Successful regulation of emotions is greatly facilitated by social support, which is positively related to overall well-being and relationship quality. With the rapid increase in the use of information and communication technologies, much social support is now received digitally rather than in person, which involves different methods of interacting with others. However, we currently have scant understanding of the impact of digital support on emotion regulation and whether it differs from support received in person. The current study examined the indirect effects of seeking and receiving emotional support both digitally and in-person on the relationship between the intensity of emotions and the success of emotion regulation. One-hundred and seventy-one youth who just arrived for their first year of university completed a smart phone experience sampling app three times a day for two weeks to answer questions about their emotions and emotional support. For the present study, we tested whether the direct relation between emotion intensity and emotion regulation success was mediated by digital and in-person social support.
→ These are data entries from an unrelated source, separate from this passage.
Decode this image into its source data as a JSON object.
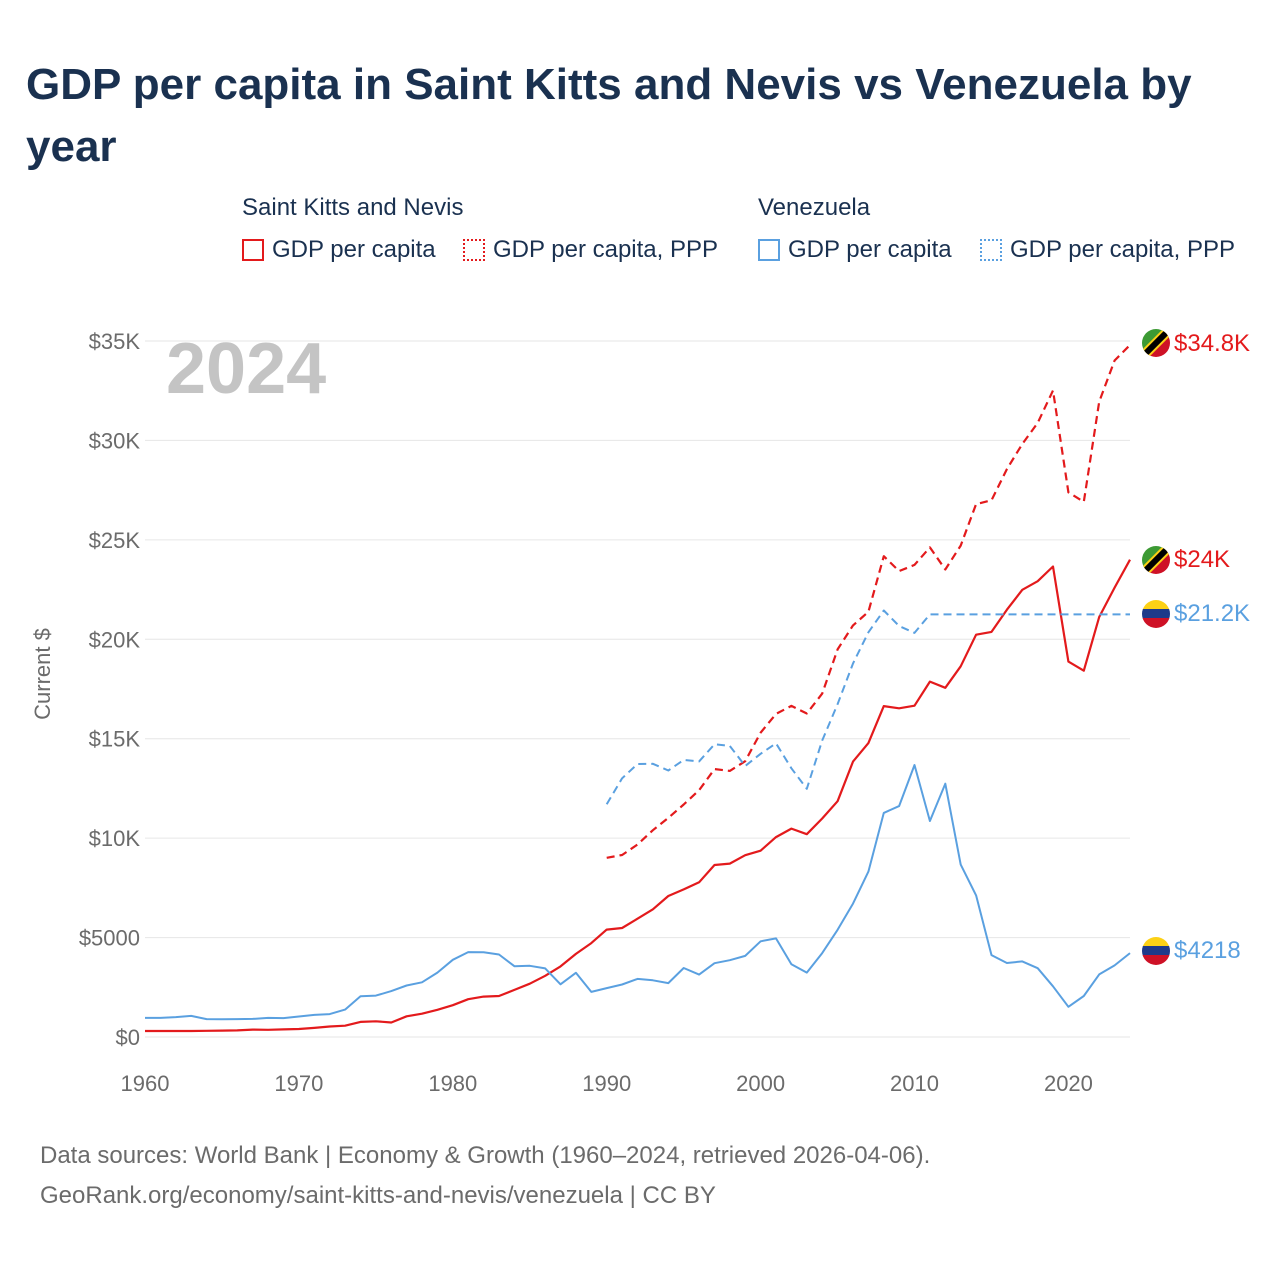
{
  "title": "GDP per capita in Saint Kitts and Nevis vs Venezuela by year",
  "legend": {
    "group1": "Saint Kitts and Nevis",
    "group2": "Venezuela",
    "item1": "GDP per capita",
    "item2": "GDP per capita, PPP",
    "item3": "GDP per capita",
    "item4": "GDP per capita, PPP"
  },
  "footer": {
    "line1": "Data sources: World Bank | Economy & Growth (1960–2024, retrieved 2026-04-06).",
    "line2": "GeoRank.org/economy/saint-kitts-and-nevis/venezuela | CC BY"
  },
  "colors": {
    "kn": "#e31a1c",
    "ve": "#5aa0e0"
  },
  "chart_data": {
    "type": "line",
    "title": "GDP per capita in Saint Kitts and Nevis vs Venezuela by year",
    "ylabel": "Current $",
    "xlabel": "",
    "year_label": "2024",
    "xlim": [
      1960,
      2024
    ],
    "ylim": [
      0,
      35000
    ],
    "x_ticks": [
      1960,
      1970,
      1980,
      1990,
      2000,
      2010,
      2020
    ],
    "y_ticks": [
      0,
      5000,
      10000,
      15000,
      20000,
      25000,
      30000,
      35000
    ],
    "y_tick_labels": [
      "$0",
      "$5000",
      "$10K",
      "$15K",
      "$20K",
      "$25K",
      "$30K",
      "$35K"
    ],
    "end_labels": {
      "kn_ppp": "$34.8K",
      "kn_gdp": "$24K",
      "ve_ppp": "$21.2K",
      "ve_gdp": "$4218"
    },
    "series": [
      {
        "name": "Saint Kitts and Nevis GDP per capita",
        "key": "kn_gdp",
        "style": "solid",
        "start_year": 1960,
        "values": [
          300,
          300,
          300,
          300,
          310,
          320,
          330,
          370,
          360,
          380,
          400,
          460,
          530,
          570,
          760,
          790,
          730,
          1040,
          1170,
          1370,
          1600,
          1900,
          2030,
          2060,
          2370,
          2680,
          3080,
          3550,
          4180,
          4720,
          5400,
          5480,
          5950,
          6420,
          7090,
          7420,
          7780,
          8650,
          8720,
          9140,
          9370,
          10050,
          10480,
          10200,
          10990,
          11860,
          13850,
          14780,
          16640,
          16530,
          16660,
          17870,
          17560,
          18640,
          20230,
          20370,
          21490,
          22490,
          22920,
          23660,
          18880,
          18420,
          21120,
          22600,
          24000
        ]
      },
      {
        "name": "Saint Kitts and Nevis GDP per capita, PPP",
        "key": "kn_ppp",
        "style": "dashed",
        "start_year": 1990,
        "values": [
          9010,
          9150,
          9680,
          10400,
          11020,
          11690,
          12410,
          13470,
          13380,
          13870,
          15300,
          16250,
          16650,
          16270,
          17270,
          19490,
          20700,
          21380,
          24180,
          23430,
          23740,
          24620,
          23510,
          24710,
          26800,
          26990,
          28560,
          29820,
          30880,
          32510,
          27390,
          26910,
          31950,
          34020,
          34800
        ]
      },
      {
        "name": "Venezuela GDP per capita",
        "key": "ve_gdp",
        "style": "solid",
        "start_year": 1960,
        "values": [
          960,
          960,
          1000,
          1060,
          900,
          890,
          900,
          910,
          960,
          950,
          1030,
          1110,
          1150,
          1380,
          2050,
          2080,
          2310,
          2590,
          2750,
          3240,
          3880,
          4270,
          4260,
          4150,
          3560,
          3580,
          3450,
          2650,
          3230,
          2270,
          2460,
          2640,
          2920,
          2850,
          2710,
          3470,
          3140,
          3710,
          3860,
          4080,
          4810,
          4960,
          3660,
          3240,
          4220,
          5390,
          6710,
          8320,
          11270,
          11610,
          13680,
          10860,
          12740,
          8670,
          7120,
          4120,
          3720,
          3800,
          3460,
          2550,
          1520,
          2060,
          3150,
          3600,
          4218
        ]
      },
      {
        "name": "Venezuela GDP per capita, PPP",
        "key": "ve_ppp",
        "style": "dashed",
        "start_year": 1990,
        "values": [
          11700,
          13010,
          13730,
          13740,
          13400,
          13930,
          13860,
          14720,
          14640,
          13630,
          14240,
          14770,
          13510,
          12480,
          14910,
          16740,
          18780,
          20350,
          21450,
          20670,
          20320,
          21250,
          21250,
          21250,
          21250,
          21250,
          21250,
          21250,
          21250,
          21250,
          21250,
          21250,
          21250,
          21250,
          21250
        ]
      }
    ]
  }
}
Using a multi-level indirect effects model with sampling prompts nested within individuals in MPlus, we will show that there is an overall indirect effect of social support facilitating greater success in down-regulating negative emotions. Importantly, we will show both specific indirect effects of digital and in-person support. Discussion will focus on the need to better understand how digital social contexts might provide long distance support, especially during emotional challenges of novel situations away from home.